Tak hanya sebagai alat rekreasi atau candu, Yoga juga mencatat bahwa opium pada dasarnya adalah zat medis yang kemudian disalahgunakan. “Seiring waktu, opium menjadi simbol kekuasaan dan instrumen eksploitasi. Bahkan, pada tahun 1918, oleh beberapa oknum, opium digunakan sebagai alat untuk menistakan agama. Ini dimensi yang menarik untuk diteliti lebih dalam,” katanya.
Yoga mengirimkan abstraknya ke panitia HOMSEA sekitar dua bulan sebelum acara. Tanpa ekspektasi berlebihan, ia kaget ketika mendapat kabar bahwa penelitiannya diterima dan diundang sebagai pembicara. "Ini bukan sekedar ajang akademik, tetapi juga ruang belajar dan tumbuh secara intelektual", tambahnya.
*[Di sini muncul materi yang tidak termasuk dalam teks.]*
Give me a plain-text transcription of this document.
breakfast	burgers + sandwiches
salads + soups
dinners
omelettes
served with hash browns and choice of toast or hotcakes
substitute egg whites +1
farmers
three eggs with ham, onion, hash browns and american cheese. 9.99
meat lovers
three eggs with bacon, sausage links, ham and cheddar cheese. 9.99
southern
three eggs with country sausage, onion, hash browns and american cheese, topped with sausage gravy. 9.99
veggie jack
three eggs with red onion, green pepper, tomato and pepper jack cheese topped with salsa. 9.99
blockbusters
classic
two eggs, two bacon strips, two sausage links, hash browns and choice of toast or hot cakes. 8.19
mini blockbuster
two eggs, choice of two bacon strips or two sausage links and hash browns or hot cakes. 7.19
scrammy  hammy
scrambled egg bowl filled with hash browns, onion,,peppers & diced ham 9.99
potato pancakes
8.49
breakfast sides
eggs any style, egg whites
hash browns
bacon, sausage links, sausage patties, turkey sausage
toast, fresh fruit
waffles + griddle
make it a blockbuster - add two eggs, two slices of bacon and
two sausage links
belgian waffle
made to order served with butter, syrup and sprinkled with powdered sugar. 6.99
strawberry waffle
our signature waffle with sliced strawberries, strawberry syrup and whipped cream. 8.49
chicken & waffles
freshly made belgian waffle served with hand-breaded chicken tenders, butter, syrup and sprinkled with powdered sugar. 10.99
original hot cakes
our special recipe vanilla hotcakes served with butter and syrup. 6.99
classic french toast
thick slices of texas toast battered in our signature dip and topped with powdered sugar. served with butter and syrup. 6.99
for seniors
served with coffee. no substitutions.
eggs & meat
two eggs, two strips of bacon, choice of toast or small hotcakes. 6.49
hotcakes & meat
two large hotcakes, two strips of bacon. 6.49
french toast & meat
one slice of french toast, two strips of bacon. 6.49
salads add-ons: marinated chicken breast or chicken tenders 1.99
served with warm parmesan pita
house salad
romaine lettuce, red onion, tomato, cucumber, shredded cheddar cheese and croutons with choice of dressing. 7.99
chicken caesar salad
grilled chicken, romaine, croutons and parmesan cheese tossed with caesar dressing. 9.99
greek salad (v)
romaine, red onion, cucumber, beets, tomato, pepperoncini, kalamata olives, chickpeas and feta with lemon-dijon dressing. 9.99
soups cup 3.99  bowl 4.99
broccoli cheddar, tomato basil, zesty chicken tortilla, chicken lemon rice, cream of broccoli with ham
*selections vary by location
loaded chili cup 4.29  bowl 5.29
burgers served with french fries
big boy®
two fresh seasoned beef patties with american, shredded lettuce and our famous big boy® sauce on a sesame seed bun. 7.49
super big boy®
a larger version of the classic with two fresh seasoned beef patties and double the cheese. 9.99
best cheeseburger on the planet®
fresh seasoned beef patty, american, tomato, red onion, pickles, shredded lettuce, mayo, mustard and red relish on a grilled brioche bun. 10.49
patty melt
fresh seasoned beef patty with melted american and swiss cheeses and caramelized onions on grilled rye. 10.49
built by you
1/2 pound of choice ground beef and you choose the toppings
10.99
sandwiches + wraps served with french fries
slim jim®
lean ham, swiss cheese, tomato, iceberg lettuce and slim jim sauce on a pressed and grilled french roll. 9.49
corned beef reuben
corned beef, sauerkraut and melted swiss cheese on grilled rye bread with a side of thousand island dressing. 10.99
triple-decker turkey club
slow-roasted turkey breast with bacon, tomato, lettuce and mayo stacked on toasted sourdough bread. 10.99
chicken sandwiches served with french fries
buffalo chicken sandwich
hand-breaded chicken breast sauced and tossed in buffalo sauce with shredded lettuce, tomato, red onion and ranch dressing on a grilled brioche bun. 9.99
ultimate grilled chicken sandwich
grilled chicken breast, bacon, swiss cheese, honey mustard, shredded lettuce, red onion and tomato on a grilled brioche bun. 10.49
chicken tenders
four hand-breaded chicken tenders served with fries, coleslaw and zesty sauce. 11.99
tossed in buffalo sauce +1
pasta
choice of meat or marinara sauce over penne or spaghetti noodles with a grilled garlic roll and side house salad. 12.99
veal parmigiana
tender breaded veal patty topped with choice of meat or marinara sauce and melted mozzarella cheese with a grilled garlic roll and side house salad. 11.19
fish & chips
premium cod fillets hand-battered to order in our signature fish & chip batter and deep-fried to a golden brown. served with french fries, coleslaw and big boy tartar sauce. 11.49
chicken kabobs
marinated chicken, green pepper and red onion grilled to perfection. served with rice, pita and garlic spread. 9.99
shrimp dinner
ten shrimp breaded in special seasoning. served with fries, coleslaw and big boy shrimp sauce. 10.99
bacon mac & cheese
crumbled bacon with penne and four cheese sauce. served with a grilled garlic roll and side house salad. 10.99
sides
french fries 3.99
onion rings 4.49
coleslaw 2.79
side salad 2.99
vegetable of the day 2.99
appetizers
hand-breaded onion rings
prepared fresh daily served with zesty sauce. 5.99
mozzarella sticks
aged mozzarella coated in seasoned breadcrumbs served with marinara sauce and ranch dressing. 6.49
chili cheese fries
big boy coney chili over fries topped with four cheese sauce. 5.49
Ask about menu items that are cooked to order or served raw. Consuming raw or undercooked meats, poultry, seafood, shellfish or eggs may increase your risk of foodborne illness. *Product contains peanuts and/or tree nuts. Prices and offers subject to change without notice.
Ketika akhirnya mempresentasikan hasil risetnya di hadapan para ahli sejarah kesehatan dunia, respons yang ia terima sangat positif. Banyak pertanyaan dilontarkan tentang bagaimana ia mengakses sumber primer, sumber apa yang dipakai dan bagaimana proses saya meneliti dari isu yang kompleks ini. "Para peserta dan panelis sangat antusias, mereka banyak mengajukan pertanyaan tentang penelitian yang saya lakukan ", tuturnya.
Selama konferensi, Yoga terlibat dalam banyak diskusi dengan para peneliti dari berbagai latar belakang. Ia menyebut momen ini sebagai pengalaman yang tak ternilai. “Ketika riset kita dihargai, dipresentasikan, dan didiskusikan di forum akademik, semua perjuangan kita terasa sangat berharga,” ujarnya.
Secara akademik, partisipasi Yoga memperkuat posisinya sebagai peneliti sejarah kesehatan kawasan Asia Tenggara. Ia mengaku mendapat banyak masukan untuk memperluas perspektif dan memperdalam analisisnya. Rencana ke depannya, Yoga ingin tetap fokus pada tema opium di Hindia Belanda, namun dengan pendekatan yang lebih tajam terhadap peran para tokoh Islam dalam gerakan anti-opium. Untuk itu, ia masih harus menggali lebih banyak sumber primer dan literatur yang relevan.
Di akhir wawancara, Yoga tak lupa menyampaikan pesannya untuk mahasiswa lain yang tertarik meneliti sejarah. “Jangan ragu mengeksplorasi tema yang jarang disentuh. Justru di situlah letak peluang besar untuk memberikan kontribusi baru,” katanya. Ia juga mengingatkan bahwa riset memang tak mudah—membaca banyak, mencari sumber, menghadapi penolakan—tetapi saat riset itu bisa dipresentasikan dan diapresiasi, semua perjuangan menjadi bermakna.
“Jangan takut untuk mulai dari hal kecil, karena dari situlah jalan menuju riset yang berdampak akan terbuka. Seperti kata Leopold von Ranke, ‘No document, no history’. Maka tugas kita sebagai sejarawan adalah terus mencari, membaca, dan merekam jejak masa lalu dengan jujur dan kritis.”